As someone with a long history of incomplete self-tracking projects, this kind of automated collection and analysis is great. (If only I could get the rest of my data in the same place!) What I'd really like to see is a tool like IFTTT for self-trackers.

2 comments

I've always thought there was a niche market for a complete, secure, self-hosted self-tracking solution, from keystrokes through to email, file system usage, and HTTP traffic.

If anyone knows of anything along these lines, I'd be interested to hear about it, but I suspect it doesn't exist. Probably the difficulty of doing cool things with the resulting data is one of the main reasons such a product doesn't exist.

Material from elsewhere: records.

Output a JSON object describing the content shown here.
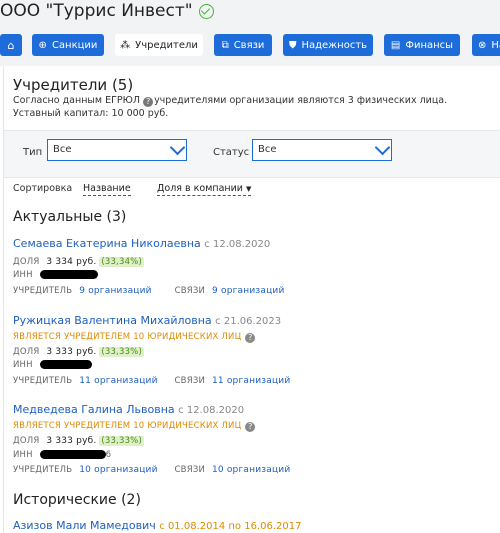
{
  "company": {
    "name": "ООО \"Туррис Инвест\""
  },
  "tabs": [
    {
      "icon": "⌂",
      "label": ""
    },
    {
      "icon": "⊕",
      "label": "Санкции"
    },
    {
      "icon": "⁂",
      "label": "Учредители"
    },
    {
      "icon": "⧉",
      "label": "Связи"
    },
    {
      "icon": "⛊",
      "label": "Надежность"
    },
    {
      "icon": "▤",
      "label": "Финансы"
    },
    {
      "icon": "⊗",
      "label": "На"
    }
  ],
  "founders": {
    "title": "Учредители (5)",
    "egrul_pre": "Согласно данным ЕГРЮЛ",
    "egrul_post": "учредителями организации являются 3 физических лица.",
    "capital": "Уставный капитал: 10 000 руб."
  },
  "filters": {
    "type_label": "Тип",
    "type_value": "Все",
    "status_label": "Статус",
    "status_value": "Все"
  },
  "sort": {
    "label": "Сортировка",
    "by_name": "Название",
    "by_share": "Доля в компании"
  },
  "current": {
    "title": "Актуальные (3)",
    "people": [
      {
        "name": "Семаева Екатерина Николаевна",
        "since": "с 12.08.2020",
        "note": "",
        "share_label": "ДОЛЯ",
        "share_amount": "3 334 руб.",
        "share_pct": "(33,34%)",
        "inn_label": "ИНН",
        "founder_label": "УЧРЕДИТЕЛЬ",
        "founder_link": "9 организаций",
        "links_label": "СВЯЗИ",
        "links_link": "9 организаций"
      },
      {
        "name": "Ружицкая Валентина Михайловна",
        "since": "с 21.06.2023",
        "note": "ЯВЛЯЕТСЯ УЧРЕДИТЕЛЕМ 10 ЮРИДИЧЕСКИХ ЛИЦ",
        "share_label": "ДОЛЯ",
        "share_amount": "3 333 руб.",
        "share_pct": "(33,33%)",
        "inn_label": "ИНН",
        "founder_label": "УЧРЕДИТЕЛЬ",
        "founder_link": "11 организаций",
        "links_label": "СВЯЗИ",
        "links_link": "11 организаций"
      },
      {
        "name": "Медведева Галина Львовна",
        "since": "с 12.08.2020",
        "note": "ЯВЛЯЕТСЯ УЧРЕДИТЕЛЕМ 10 ЮРИДИЧЕСКИХ ЛИЦ",
        "share_label": "ДОЛЯ",
        "share_amount": "3 333 руб.",
        "share_pct": "(33,33%)",
        "inn_label": "ИНН",
        "inn_tail": "6",
        "founder_label": "УЧРЕДИТЕЛЬ",
        "founder_link": "10 организаций",
        "links_label": "СВЯЗИ",
        "links_link": "10 организаций"
      }
    ]
  },
  "historical": {
    "title": "Исторические (2)",
    "people": [
      {
        "name": "Азизов Мали Мамедович",
        "range": "с 01.08.2014 по 16.06.2017"
      }
    ]
  },
  "colors": {
    "accent": "#1d6cd9",
    "link": "#1d5fbf",
    "warning": "#e08a00",
    "verified": "#44b336"
  }
}
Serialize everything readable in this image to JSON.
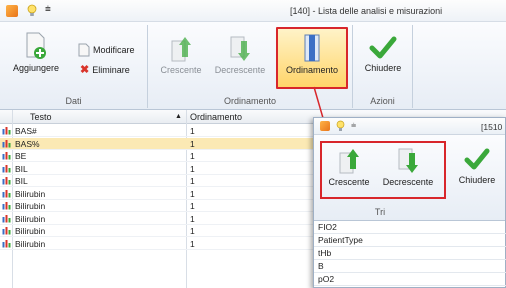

Can you name some self-trackers that you use?
Sure. I use CRON-O-Meter (http://cronometer.com/) to track my diet and weight, RunKeeper (http://runkeeper.com/home) and Fitocracy (https://www.fitocracy.com/) to track exercise, Moodscope (http://www.moodscope.com/login) to track my mood, and YourFlowingData (http://your.flowingdata.com/) to track anything else I want to measure. My favorite self-tracking service was an MIT Media Lab project called Mycrocosm (http://mycro.media.mit.edu/), but it's pretty much dead. (I wrote a Python script to extract my old data. I'll clean it up and publish it).

Some of these services are completely siloed, some of them export data as .csv or XML, and some of them actively interact with one another (e.g. Fitocracy imports Runkeeper data, CRONometer can connect to a Withings scale). Each tool works well in its niche, but there's no easy way (yet!) to get all the data in one machine-readable place.

What do you use to track your trackers?